Columnist Jon Margolis concludes that designation of the new Grand Staircase-Escalante National Monument was not a "model of cooperative federalism. Consultation with the state was non-existent, ..." " (HCN, 9/1/97).


If President Clinton had consulted with the state before issuing his proclamation, he would have run up against a monolithic stonewall of resistance from the congressional delegation, the governor and the county governments in the area. Every possible legal and legislative roadblock would have been used to prevent the designation of the monument, and it is quite possible this would have made the designation impossible, even though, as Mr. Margolis states, it was legal.


President Clinton, however, did make a fatal mistake in his proclamation, a point Mr. Margolis missed: The monument was put under the jurisdiction of the BLM, when it should have been managed by the National Park Service. The Bureau of Land Management has neither the mission, nor the expertise, nor the needed vision to manage any public land primarily for preservation. The BLM is devoted almost exclusively to the grazing, mining, oil/gas and ORV interests, with little concern for wilderness, wildlife or preservation. Under BLM jurisdiction, there is almost no hope that the values the president cited in his proclamation will be realized.

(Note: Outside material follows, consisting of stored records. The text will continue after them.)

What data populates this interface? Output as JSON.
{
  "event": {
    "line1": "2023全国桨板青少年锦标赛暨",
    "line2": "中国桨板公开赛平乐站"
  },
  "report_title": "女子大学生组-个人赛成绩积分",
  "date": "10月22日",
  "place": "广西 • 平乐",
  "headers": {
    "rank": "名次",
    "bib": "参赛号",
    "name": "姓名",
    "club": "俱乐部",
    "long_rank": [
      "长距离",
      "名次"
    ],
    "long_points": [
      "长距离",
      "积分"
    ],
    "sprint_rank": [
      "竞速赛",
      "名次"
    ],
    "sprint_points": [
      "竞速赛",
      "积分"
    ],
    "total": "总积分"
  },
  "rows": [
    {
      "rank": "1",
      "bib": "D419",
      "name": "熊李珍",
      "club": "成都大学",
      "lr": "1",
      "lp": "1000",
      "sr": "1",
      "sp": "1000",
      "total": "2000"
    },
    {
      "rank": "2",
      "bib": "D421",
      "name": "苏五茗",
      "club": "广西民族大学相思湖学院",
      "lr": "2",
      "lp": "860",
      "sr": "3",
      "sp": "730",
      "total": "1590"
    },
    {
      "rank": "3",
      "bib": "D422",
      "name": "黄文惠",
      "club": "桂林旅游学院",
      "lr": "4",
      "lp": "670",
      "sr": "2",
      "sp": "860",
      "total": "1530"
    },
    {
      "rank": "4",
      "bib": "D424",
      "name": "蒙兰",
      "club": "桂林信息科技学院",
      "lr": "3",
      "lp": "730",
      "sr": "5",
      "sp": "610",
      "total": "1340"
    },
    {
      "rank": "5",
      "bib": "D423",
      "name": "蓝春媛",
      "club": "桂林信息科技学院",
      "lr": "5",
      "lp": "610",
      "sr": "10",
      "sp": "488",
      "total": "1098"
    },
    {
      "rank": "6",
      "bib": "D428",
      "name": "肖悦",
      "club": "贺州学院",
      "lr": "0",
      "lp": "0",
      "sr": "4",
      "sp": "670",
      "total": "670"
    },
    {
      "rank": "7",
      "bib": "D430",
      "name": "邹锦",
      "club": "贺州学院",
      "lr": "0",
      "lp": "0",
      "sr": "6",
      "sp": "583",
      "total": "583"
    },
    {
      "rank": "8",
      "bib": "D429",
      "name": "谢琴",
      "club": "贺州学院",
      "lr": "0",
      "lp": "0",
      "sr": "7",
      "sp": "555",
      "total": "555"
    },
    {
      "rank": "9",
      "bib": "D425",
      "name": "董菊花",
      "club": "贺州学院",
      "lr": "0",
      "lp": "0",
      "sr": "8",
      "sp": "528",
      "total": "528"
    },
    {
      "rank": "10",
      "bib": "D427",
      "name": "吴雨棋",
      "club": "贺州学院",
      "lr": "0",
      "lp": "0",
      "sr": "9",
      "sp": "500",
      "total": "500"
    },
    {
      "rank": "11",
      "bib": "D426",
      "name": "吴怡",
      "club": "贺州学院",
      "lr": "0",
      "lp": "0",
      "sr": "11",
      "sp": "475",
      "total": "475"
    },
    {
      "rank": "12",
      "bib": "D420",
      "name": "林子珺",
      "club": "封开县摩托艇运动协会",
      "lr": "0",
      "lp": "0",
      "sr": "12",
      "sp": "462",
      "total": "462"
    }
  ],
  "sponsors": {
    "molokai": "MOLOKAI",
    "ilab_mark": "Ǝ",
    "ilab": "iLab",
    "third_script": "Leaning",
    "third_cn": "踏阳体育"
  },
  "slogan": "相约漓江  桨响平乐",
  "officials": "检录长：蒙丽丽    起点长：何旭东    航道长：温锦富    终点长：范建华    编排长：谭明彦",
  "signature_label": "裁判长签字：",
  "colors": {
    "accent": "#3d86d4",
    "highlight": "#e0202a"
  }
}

Conoco Inc. applied for permits to drill on an additional five sites within their leases on monument lands, and it has indicated in public statements it plans to drill on all its leases (perhaps 25-30 wells). BLM's second environmental analysis concludes again that additional wells would have "no significant impact," devoting only one page to concerns raised by the EPA. Clearly, the BLM is prepared to grant Conoco carte blanche with respect to their plans, regardless of the clear and devastating impacts on the values of the monument. For the BLM, it is business as usual, notwithstanding that a national monument is not a BLM multiple-use area where anything goes.


The only hope for the monument is to transfer its jurisdiction to the Park Service.





Jack T. Spence


Teasdale, Utah





The writer is a professor emeritus in chemistry and biochemistry at Utah State University.